Na Warszawskiej jak w Wilanowie. Plac zabaw najszybciej w czynie społecznym

Podobna co na Warszawskiej nawierzchnia funkcjonuje w parku Roth. Kiedy powstawała, wiceprezydent Wojciech Krzyżek mówił o wzorcach wiedeńskich. Teraz, kiedy zapytaliśmy go o komentarz do skarg mieszkańców na pył unoszący się ze ścieżek przy Warszawskiej, wspomina o analogiach do Wilanowa. Nie można tu co prawda jeździć na rolkach, na co skarżyła się na sesji radna Zuzanna Tomaszewska, ale lepiej dzięki temu mają rosnące tu drzewa. Łatwiej dotrze do nich deszczówka. Mieszkańcy wskazują także, że są nowe ścieżki, ale ławki pozostawiono oddalone od nich. - Sprawdzimy i przestawimy - zapewnia prezydent.

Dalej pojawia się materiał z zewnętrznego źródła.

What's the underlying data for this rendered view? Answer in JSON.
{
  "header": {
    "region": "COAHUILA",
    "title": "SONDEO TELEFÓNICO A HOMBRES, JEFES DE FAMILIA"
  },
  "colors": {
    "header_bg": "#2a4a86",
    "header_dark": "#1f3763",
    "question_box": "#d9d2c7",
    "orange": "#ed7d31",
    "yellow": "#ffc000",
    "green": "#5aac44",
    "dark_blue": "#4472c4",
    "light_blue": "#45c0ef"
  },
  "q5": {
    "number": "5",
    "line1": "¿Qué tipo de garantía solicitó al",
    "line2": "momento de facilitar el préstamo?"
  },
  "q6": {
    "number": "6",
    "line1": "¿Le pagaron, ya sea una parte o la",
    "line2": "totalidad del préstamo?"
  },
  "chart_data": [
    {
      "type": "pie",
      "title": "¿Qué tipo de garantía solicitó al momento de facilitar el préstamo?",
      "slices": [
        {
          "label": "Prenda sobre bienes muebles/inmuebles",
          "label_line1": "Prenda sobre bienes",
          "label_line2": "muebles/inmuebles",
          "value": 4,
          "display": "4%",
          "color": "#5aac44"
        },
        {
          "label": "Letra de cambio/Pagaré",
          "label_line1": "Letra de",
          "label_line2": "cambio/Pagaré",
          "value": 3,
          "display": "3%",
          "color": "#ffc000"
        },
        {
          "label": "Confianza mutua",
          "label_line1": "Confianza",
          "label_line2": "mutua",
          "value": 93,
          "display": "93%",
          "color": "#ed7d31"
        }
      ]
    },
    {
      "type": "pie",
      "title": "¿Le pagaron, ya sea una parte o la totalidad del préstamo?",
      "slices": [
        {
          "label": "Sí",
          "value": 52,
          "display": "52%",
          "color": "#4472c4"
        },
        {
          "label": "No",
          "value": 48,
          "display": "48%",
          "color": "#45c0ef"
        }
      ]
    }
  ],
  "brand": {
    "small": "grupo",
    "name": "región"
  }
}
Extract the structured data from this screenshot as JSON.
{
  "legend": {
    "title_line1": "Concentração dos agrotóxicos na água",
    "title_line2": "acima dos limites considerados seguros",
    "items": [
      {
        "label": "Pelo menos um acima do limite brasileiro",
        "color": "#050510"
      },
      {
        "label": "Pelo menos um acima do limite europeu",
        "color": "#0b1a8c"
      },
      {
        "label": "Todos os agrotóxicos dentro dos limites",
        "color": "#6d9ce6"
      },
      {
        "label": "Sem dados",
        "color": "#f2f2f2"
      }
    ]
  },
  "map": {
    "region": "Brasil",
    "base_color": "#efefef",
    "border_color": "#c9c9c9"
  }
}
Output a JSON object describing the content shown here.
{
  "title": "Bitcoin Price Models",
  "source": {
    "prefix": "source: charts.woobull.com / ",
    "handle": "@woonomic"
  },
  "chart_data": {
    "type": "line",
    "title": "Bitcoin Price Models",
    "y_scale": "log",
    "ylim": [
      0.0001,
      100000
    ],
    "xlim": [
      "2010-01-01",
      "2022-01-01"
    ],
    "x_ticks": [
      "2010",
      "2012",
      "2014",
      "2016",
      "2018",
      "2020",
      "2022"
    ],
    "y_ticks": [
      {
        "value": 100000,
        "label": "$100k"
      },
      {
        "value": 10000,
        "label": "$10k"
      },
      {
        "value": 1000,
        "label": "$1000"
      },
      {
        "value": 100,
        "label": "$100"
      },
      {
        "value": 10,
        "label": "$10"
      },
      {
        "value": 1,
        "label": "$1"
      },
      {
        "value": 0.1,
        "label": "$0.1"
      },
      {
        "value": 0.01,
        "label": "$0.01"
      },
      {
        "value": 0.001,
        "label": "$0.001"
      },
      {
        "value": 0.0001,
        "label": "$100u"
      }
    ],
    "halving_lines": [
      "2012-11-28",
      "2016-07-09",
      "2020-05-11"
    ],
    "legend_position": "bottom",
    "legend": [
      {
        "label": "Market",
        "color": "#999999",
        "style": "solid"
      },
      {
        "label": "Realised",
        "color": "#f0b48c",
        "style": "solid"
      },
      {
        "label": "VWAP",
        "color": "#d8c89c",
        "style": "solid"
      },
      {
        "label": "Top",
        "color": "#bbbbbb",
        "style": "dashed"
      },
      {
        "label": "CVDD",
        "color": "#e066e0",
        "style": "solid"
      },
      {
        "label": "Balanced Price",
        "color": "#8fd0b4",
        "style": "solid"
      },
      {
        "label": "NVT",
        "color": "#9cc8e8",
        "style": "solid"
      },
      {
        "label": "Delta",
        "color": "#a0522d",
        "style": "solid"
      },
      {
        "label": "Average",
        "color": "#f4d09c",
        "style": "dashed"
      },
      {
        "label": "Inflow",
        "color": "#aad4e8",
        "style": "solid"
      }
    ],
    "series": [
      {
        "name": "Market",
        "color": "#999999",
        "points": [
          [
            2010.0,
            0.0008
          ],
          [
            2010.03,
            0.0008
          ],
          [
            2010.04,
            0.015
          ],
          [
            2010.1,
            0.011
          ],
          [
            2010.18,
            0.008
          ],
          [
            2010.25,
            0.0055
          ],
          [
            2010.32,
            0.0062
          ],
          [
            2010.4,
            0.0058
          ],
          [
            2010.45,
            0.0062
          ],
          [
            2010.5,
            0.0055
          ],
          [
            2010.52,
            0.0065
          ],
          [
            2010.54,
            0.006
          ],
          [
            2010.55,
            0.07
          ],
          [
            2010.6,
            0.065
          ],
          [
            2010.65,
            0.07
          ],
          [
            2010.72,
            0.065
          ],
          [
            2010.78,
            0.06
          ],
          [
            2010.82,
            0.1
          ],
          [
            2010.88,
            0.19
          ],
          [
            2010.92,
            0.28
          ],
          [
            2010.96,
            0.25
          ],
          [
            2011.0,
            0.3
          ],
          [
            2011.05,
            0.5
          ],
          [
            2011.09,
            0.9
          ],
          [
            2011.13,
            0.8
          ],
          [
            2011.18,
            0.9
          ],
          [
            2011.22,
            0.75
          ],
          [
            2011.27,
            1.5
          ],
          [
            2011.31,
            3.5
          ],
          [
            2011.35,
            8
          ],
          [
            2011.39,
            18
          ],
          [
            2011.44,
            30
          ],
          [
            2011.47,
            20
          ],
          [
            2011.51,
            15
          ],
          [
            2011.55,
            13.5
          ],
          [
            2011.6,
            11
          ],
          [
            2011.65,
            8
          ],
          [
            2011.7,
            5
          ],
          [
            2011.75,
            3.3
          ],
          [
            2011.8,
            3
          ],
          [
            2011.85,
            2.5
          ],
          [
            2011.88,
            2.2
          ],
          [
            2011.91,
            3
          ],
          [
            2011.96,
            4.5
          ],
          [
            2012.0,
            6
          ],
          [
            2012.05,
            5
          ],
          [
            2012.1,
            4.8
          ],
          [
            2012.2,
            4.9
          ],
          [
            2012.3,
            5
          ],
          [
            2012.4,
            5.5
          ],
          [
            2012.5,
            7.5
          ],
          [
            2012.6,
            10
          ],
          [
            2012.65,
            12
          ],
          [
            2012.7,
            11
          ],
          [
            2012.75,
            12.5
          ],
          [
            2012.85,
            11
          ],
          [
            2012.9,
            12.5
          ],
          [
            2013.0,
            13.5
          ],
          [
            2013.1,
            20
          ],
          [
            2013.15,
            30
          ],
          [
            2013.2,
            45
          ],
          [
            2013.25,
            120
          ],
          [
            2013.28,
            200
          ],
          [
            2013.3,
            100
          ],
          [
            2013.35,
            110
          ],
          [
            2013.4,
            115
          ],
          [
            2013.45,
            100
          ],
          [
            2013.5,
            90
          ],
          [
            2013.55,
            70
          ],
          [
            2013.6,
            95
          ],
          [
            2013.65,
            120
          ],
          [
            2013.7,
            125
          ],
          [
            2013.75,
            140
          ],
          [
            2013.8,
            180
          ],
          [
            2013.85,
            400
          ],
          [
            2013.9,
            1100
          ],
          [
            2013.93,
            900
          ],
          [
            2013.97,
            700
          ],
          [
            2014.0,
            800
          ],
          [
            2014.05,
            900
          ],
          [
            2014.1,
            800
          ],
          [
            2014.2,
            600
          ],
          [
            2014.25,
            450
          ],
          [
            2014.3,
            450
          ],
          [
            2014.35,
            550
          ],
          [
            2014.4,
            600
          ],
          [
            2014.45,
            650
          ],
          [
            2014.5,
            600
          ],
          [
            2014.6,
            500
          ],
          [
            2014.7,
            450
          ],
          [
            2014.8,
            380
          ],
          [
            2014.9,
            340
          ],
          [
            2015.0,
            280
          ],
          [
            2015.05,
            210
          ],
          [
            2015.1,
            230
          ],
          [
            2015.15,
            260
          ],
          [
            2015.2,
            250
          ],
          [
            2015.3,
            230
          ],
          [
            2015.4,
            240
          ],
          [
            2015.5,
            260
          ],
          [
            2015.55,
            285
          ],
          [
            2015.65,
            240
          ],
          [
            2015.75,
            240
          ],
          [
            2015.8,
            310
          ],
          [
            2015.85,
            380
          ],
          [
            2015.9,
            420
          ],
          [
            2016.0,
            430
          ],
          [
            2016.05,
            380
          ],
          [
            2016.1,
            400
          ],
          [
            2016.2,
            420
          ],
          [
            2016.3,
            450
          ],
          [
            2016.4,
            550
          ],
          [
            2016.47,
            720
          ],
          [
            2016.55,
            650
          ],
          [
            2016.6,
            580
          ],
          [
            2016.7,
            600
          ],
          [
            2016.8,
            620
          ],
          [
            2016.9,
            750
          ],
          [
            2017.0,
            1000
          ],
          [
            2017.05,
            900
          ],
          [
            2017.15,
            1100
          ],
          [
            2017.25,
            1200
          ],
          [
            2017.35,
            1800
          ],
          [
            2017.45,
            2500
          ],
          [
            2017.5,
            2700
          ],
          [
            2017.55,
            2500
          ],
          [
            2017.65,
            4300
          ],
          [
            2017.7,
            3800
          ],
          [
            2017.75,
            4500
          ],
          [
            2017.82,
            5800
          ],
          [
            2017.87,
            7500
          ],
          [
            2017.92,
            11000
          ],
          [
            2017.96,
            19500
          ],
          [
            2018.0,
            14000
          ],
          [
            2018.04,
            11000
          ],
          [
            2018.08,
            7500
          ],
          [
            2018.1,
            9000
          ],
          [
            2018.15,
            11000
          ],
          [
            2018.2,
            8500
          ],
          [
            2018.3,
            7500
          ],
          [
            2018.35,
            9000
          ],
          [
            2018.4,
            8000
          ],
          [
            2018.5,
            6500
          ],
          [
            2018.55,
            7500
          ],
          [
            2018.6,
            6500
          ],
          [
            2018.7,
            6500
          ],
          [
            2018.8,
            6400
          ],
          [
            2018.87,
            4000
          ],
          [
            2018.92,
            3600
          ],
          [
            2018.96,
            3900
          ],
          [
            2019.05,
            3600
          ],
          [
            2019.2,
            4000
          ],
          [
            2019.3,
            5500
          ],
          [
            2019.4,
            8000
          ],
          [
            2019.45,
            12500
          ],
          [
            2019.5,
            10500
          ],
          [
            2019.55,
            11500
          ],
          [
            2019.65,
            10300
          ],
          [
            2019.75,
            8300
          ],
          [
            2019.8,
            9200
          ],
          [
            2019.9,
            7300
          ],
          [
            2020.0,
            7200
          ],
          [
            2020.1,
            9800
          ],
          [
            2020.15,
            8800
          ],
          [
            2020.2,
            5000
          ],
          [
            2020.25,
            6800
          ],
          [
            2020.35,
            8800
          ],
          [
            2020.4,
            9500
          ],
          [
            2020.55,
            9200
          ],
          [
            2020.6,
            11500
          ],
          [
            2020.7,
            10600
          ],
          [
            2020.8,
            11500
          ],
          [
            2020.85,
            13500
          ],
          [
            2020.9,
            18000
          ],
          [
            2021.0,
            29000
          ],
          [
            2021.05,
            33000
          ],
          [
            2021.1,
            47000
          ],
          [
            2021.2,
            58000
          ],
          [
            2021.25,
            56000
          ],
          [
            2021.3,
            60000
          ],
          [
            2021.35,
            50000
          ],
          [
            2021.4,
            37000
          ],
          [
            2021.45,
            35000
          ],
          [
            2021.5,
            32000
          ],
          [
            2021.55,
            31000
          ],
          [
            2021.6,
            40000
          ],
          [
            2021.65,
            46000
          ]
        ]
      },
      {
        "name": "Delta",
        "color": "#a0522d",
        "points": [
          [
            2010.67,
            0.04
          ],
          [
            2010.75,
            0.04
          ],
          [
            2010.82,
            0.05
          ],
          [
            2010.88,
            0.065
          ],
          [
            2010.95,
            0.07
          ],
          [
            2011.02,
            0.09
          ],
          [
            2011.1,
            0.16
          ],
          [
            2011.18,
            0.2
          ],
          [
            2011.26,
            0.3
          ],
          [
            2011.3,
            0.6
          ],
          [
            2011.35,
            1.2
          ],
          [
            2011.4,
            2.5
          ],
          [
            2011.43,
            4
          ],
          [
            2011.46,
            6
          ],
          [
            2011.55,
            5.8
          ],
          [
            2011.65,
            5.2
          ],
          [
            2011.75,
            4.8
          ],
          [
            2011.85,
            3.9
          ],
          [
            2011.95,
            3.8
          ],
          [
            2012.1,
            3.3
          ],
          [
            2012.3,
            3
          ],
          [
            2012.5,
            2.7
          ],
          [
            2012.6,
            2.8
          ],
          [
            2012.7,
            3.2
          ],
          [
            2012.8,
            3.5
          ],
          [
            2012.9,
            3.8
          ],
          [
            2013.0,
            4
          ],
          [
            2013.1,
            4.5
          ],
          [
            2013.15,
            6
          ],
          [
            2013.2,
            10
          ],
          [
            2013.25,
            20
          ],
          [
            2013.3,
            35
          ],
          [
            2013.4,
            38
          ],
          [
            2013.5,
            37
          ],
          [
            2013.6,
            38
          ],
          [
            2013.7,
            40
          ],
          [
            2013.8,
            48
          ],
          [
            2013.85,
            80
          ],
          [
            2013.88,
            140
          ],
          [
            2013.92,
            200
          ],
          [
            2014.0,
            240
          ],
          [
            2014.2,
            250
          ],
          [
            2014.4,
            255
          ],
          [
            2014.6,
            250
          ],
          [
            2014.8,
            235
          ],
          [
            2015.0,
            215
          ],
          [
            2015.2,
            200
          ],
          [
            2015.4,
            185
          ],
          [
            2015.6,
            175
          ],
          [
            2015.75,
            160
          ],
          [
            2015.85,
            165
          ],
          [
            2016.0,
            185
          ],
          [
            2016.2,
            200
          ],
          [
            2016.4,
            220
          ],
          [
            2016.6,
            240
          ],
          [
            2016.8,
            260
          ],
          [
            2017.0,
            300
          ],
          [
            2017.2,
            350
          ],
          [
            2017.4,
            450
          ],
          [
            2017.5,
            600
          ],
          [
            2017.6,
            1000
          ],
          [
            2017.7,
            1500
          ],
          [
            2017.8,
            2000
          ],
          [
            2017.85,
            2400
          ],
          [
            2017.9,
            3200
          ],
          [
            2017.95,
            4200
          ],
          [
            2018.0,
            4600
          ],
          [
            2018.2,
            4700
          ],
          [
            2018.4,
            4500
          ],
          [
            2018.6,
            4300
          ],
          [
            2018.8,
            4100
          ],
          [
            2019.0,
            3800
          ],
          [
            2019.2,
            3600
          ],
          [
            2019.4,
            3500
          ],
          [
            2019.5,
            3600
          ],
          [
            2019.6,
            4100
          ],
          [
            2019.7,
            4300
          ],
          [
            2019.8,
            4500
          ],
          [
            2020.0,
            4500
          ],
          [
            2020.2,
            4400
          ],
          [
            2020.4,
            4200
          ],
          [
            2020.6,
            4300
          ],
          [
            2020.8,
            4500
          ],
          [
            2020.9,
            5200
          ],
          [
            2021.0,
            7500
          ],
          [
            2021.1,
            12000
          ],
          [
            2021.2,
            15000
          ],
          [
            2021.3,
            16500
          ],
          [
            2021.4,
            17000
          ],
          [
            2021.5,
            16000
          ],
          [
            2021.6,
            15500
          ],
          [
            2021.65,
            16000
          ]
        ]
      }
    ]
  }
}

Radna Anna Ronin wskazuje, że przydałby się tu plac zabaw. Jest siłownia pod chmurką, urządzenia do street workout, ale dla dzieci nic, bo stare urządzenia zabawowe są zdewastowane. W odpowiedzi na interpelację prezydent informuje, że w 2015 r. na nowy plac zabaw nie ma pieniędzy, a w 2016 r. taki mógłby powstać, ale w ramach inicjatywy lokalnej. A to oznacza, że wzorem ul. Pomnikowej do roboty powinni się również wziąć mieszkańcy. Na Pomnikowej ratusz dał materiały, ludzie zaś w czynie społecznym pracowali przy organizacji placu zabaw.